Cette année, Eric Woerth, le ministre du Budget, des Comptes publics et de la Fonction publique, a décidé de modifier un peu le scénario. Afin de départager les points de vue - un pouvoir d'achat en baisse de 7 % depuis 2000 pour les syndicats, en hausse de 2,1 % par an pour Bercy... -, il a d'abord demandé à l'Insee d'établir un constat original sur l'évolution non plus du salaire moyen, mais des situations individuelles. Le résultat est intéressant : 80 % environ des agents de l'Etat ont vu leur pouvoir d'achat progresser ces dernières années, tandis qu'il a reculé pour environ 20 % d'entre eux. Les perdants sont tous ceux dont le revenu dépend quasi exclusivement du fameux point d'indice.

A partir de ce diagnostic, le gouvernement a pris une décision simple et facile à comprendre : pour le passé, remettre à niveau, à l'euro près, les fonctionnaires dont le revenu a progressé moins vite que les prix ; pour l'avenir, mettre en place un filet de sécurité pour qu'aucun d'entre eux ne voie son niveau de vie reculer en valeur réelle.

Cette stratégie est astucieuse. Eric Woerth tente d'éviter l'obstacle, qui a fait trébucher la plupart de ses prédécesseurs par un donnant-donnant. D'un côté, l'Etat, les collectivités locales et les hôpitaux mettent la main à la poche pour des centaines de milliers de salariés qui bénéficient d'un « rattrapage », une garantie qui n'existe pas dans les entreprises. De l'autre, et en contrepartie, l'augmentation générale applicable indifféremment aux 5 millions de fonctionnaires ne constitue plus l'alpha et l'oméga de la mesure du pouvoir d'achat.

L'autre message envoyé va dans le même sens, celui du cas par cas et de l'individualisation. En renvoyant une fois de plus une augmentation générale (la dernière remonte à février) à l'an prochain, le gouvernement avertit clairement les fonctionnaires que l'évolution de leur rémunération dépendra de plus en plus de leurs propres choix, qu'il s'agisse des heures supplémentaires, du rachat des RTT, des résultats de leur administration ou de leur propre performance.

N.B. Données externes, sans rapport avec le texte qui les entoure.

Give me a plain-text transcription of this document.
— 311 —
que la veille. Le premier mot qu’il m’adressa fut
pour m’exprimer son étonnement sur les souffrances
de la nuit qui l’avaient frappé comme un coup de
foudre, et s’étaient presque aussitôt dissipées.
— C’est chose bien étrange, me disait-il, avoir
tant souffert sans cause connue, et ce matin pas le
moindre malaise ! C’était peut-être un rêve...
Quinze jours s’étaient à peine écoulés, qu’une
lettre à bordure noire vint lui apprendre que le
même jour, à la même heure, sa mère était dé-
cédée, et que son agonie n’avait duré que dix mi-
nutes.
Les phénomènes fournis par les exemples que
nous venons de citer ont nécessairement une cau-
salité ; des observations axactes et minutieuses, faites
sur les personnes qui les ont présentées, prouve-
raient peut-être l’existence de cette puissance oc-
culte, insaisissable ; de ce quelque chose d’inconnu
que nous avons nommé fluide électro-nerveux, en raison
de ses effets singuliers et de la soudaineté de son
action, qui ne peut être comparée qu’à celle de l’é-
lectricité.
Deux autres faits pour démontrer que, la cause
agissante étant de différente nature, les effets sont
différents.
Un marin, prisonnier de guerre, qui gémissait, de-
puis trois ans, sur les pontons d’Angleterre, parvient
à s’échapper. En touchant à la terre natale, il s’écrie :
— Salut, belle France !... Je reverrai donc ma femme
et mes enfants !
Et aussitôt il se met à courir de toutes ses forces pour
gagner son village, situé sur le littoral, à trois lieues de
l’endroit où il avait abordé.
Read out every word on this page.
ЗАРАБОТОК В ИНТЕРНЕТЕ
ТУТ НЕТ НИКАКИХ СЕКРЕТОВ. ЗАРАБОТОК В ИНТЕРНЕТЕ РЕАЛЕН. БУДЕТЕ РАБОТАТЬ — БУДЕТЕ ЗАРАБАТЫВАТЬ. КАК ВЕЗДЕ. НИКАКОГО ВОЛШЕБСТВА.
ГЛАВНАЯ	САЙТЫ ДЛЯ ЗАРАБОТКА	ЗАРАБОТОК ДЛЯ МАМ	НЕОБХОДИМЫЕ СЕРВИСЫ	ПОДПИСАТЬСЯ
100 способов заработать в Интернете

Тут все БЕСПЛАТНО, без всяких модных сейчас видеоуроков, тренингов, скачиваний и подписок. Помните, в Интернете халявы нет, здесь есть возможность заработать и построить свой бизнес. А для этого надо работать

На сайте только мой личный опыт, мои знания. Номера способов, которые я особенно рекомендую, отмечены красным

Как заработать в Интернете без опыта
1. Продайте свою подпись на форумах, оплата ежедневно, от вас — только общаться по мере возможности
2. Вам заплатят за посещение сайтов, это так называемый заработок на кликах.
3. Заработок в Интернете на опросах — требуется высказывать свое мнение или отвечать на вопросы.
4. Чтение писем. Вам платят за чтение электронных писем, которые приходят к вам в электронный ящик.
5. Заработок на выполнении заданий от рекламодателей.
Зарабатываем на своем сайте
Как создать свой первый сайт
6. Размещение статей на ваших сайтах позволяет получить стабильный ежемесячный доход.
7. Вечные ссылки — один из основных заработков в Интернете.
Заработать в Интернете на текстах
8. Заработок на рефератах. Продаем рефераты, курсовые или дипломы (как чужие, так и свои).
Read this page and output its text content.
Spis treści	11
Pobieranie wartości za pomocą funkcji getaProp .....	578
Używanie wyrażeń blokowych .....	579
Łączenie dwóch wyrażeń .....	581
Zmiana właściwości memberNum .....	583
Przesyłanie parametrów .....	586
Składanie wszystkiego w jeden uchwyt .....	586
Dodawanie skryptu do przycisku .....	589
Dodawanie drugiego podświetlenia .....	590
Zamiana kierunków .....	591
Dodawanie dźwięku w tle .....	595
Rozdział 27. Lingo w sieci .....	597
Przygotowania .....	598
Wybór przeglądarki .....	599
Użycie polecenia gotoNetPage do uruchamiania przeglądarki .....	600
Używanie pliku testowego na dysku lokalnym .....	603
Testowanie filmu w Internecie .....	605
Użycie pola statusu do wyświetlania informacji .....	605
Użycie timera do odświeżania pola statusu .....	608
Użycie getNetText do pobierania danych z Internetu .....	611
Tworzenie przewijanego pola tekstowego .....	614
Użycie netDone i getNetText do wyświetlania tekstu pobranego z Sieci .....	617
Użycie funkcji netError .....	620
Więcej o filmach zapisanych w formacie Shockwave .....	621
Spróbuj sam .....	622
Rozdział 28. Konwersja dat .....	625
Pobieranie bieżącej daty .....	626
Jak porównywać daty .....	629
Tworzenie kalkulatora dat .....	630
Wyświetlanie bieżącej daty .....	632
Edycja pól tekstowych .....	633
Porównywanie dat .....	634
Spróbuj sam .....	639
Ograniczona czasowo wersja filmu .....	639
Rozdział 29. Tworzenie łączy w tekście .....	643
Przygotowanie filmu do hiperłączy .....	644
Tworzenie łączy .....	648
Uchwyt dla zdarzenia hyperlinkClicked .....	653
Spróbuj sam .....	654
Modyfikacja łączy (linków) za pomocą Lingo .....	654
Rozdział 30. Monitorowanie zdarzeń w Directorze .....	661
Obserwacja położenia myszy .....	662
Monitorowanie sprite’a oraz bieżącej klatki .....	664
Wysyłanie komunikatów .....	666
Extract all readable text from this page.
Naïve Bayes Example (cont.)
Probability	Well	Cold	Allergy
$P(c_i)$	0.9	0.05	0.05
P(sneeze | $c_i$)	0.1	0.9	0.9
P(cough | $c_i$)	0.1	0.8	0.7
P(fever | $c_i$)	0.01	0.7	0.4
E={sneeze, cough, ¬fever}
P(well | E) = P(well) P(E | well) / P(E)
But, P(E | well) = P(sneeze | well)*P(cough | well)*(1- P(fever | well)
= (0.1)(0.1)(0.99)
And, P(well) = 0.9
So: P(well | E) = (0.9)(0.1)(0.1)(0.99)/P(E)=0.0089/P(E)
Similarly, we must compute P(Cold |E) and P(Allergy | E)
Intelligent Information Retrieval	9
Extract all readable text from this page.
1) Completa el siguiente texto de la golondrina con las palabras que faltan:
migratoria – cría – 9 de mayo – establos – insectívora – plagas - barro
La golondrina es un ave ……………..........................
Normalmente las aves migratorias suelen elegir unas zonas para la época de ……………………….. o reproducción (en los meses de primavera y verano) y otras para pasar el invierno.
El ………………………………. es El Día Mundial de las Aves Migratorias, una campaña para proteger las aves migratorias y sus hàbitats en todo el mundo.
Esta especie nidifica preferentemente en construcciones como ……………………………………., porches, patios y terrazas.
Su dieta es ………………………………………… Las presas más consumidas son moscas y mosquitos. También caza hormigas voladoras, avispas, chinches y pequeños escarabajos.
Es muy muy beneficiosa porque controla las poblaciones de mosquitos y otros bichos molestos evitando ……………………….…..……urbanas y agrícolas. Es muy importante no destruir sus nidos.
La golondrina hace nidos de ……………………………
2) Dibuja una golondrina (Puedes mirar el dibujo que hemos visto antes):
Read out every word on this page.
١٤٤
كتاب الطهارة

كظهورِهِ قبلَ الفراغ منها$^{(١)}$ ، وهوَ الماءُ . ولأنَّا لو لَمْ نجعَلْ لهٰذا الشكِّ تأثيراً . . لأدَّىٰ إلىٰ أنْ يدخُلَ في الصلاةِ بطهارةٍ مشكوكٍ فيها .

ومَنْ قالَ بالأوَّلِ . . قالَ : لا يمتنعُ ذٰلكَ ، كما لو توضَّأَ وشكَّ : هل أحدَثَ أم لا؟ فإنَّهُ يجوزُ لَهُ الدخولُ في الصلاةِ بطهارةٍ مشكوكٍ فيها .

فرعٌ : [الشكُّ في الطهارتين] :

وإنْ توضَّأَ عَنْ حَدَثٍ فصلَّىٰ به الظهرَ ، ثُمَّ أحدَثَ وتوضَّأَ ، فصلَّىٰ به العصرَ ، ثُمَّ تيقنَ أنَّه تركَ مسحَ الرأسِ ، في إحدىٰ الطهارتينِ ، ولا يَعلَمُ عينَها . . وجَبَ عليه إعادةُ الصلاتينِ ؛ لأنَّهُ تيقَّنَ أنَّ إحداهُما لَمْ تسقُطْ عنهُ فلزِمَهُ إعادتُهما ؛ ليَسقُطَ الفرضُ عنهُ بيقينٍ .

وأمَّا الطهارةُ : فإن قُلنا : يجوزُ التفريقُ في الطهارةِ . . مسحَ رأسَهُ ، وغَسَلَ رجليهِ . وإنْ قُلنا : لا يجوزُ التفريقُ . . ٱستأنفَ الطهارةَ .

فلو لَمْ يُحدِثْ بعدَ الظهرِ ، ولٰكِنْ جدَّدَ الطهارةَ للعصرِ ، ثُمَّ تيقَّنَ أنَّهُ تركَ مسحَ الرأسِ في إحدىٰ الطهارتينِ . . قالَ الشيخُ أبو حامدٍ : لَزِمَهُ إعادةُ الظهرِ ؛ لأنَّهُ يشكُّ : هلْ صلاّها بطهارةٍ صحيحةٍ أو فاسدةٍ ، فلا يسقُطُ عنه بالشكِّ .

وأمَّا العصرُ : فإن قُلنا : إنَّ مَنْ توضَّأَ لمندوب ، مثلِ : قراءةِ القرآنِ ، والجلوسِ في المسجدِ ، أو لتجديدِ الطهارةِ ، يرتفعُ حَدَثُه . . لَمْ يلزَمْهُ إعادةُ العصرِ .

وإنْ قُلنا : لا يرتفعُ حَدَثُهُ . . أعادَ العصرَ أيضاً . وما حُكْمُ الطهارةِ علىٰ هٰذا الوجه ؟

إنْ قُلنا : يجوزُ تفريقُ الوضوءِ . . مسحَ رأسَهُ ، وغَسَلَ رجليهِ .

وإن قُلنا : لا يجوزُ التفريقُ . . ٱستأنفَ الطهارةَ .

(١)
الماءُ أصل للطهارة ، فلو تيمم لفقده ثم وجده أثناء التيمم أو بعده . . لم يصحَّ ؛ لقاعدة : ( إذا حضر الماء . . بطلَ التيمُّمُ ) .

Les syndicats, sans surprise, prévoieront dès aujourd'hui sans doute une journée d'action début 2008. Ils auront beau jeu de souligner que l'Etat serait plus crédible s'il commençait par payer les millions d'heures sup non payées et stockées, par exemple dans les hôpitaux. Ils n'auront pas tort de s'inquiéter pour les moins qualifiés, dont les gains de pouvoir d'achat risquent de demeurer limités. Mais la situation des finances publiques leur interdit de négliger la promesse-piège faite par Nicolas Sarkozy : la moitié des économies découlant de la baisse des effectifs sera redistribuée aux fonctionnaires.